Cara Williams, a perky and talented blue-eyed redhead, was born Bernice Kamiat on June 29, 1925, in Brooklyn, to an Austrian Jewish father, Benjamin Kamiat, and a mother of Romanian Jewish descent, Flora (Schwartz).
As a child, she began performing and continued to do so into her teens. After her parents' divorce, she relocated with her mother to Hollywood, where she attended the Hollywood Professional School and lent her voice to both radio and animated cartoon shorts.
At the age of 16, she was signed by 20th Century-Fox and began playing minor roles in dramas, comedies, and musicals, billing herself as Bernice Kay.
Throughout World War II, she was known for adding a touch of pep and zing to her small roles, playing various characters such as secretaries, salesgirls, and girlfriends in films like Wide Open Town, Happy Land, In the Meantime, Darling, and Don Juan Quilligan.
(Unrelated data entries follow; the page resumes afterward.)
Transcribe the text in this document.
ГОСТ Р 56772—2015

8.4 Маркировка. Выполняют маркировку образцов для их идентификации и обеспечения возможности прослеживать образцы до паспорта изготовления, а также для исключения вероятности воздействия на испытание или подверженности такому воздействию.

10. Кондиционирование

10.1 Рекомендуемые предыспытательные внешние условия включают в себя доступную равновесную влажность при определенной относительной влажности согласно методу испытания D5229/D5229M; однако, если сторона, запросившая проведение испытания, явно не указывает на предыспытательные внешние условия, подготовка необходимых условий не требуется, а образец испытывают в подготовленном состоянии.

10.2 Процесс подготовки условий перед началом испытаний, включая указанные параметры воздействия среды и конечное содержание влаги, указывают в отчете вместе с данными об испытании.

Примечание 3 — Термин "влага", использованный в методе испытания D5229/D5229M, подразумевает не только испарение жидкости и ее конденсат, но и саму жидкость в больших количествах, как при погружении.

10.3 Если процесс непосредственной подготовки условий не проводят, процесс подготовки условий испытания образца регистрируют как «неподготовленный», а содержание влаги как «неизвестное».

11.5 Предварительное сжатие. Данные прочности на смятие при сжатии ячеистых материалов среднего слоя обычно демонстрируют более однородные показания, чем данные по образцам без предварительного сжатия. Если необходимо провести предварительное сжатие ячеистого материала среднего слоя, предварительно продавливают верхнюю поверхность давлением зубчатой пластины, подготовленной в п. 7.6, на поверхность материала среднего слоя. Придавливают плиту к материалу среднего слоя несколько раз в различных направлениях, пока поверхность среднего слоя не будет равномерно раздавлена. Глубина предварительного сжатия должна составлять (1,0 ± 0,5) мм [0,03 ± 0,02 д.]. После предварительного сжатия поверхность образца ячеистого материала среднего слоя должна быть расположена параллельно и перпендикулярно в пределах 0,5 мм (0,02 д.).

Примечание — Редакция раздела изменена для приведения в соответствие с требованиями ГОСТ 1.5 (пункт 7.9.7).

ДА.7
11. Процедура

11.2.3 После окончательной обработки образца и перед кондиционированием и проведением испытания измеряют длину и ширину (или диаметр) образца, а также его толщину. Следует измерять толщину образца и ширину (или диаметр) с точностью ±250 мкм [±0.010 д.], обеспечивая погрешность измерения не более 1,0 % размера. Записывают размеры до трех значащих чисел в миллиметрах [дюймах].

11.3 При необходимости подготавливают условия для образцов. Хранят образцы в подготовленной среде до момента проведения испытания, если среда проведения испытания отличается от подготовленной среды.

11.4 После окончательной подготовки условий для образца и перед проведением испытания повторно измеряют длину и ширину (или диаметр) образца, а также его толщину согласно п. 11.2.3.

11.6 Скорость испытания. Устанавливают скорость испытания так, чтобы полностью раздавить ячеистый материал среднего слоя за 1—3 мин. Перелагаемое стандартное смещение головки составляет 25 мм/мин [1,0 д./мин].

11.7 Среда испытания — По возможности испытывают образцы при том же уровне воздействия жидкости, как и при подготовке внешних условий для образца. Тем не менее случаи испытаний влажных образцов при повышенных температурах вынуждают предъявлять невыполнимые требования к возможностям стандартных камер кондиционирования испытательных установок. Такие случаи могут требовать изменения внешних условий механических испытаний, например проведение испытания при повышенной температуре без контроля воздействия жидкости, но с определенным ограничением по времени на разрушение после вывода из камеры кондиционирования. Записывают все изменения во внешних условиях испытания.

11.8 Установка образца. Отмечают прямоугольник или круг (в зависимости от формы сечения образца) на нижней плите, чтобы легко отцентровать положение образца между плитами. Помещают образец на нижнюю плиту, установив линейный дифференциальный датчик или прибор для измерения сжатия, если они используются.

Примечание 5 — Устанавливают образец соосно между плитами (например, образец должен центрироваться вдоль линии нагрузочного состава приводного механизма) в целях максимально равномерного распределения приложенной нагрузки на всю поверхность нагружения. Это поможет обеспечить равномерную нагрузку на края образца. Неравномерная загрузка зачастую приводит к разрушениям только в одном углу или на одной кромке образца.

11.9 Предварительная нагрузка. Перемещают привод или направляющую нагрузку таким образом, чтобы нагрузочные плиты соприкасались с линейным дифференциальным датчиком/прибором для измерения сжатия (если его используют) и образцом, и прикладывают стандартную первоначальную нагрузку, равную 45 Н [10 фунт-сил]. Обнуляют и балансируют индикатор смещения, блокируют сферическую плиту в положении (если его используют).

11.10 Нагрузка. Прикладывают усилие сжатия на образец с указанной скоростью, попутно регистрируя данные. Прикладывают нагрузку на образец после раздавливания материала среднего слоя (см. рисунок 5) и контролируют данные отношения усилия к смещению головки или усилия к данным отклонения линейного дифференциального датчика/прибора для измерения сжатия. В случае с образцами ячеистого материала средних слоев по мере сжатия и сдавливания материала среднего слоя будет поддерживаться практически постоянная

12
In the post-war years, she made a splash on stage in a production of "Born Yesterday" and started earning feisty, tart-tongued roles in films like Boomerang! and The Saxon Charm.
By the 1950s, she showed scene-stealing potential in The Girl Next Door and The Helen Morgan Story, and earned an Academy Award nomination for her supporting turn in The Defiant Ones opposite Sidney Poitier and Tony Curtis.
This led to a couple of flashy gangster moll roles in the film comedies Never Steal Anything Small and The Man from the Diners' Club.
She also starred in the sitcom December Bride and later in her own series, The Cara Williams Show, alongside Frank Aletter.
However, her career went into decline after the canceling of her sitcom, and she eventually retired in the 1980s.
In her personal life, she was married to actor John Drew Barrymore and had a son, John Blyth Barrymore, who also became an actor. She later married a Beverly Hills realtor and developed a strong business acumen in interior designing and as a champion poker player.